April 1, 1861: Within two weeks, The United States of America would formally declare a state of war in which the proposition of a United States would either be upheld or destroyed. South Carolina had presented a petition of secession on December 24, 1860.On January 9, 1861, Mississippi followed suit, joined in turn on January 10, by Florida and on the January 11 by Alabama.  The 16th brought the formal secession of Georgia. Louisiana troops had seized Fort Pike near New Orleans, and that state seceded on the 26th. By the time April rolled around, the country was in turmoil as more and more southern states aligned themselves with the Confederacy.  Delegates and legislators had all but abandoned their homes and offices in Washington D.C. The stage was set for the match that would light the fire of civil war.

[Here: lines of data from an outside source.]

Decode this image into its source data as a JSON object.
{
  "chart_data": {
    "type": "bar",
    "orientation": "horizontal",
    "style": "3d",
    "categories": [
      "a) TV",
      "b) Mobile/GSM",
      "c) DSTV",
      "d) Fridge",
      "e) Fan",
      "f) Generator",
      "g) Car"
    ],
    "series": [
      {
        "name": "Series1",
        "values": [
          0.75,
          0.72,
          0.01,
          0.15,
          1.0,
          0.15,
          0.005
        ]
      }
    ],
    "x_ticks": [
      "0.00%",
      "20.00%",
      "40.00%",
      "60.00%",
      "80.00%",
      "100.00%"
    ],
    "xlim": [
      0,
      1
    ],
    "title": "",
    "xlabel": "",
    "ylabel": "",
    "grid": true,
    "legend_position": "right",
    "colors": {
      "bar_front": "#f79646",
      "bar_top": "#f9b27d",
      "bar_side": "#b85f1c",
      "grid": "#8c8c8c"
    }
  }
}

On this date, April 1, 1861, President Lincoln was busy, compiling lists and orders, and receiving suggestions, if not policy recommendations, from Secretary of State Seward.  One of the Secretary’s suggestions was to change the emphasis from slavery as a bone of contention, to one of whether or not the compact of unity or dominion still held the states together under the federal government. There were concerns about foreign powers interfering or at least trying to influence the internal crisis fomenting at home. It is said that Lincoln at last had to remind Mr. Seward that he, not the Secretary of State, was president of the United States.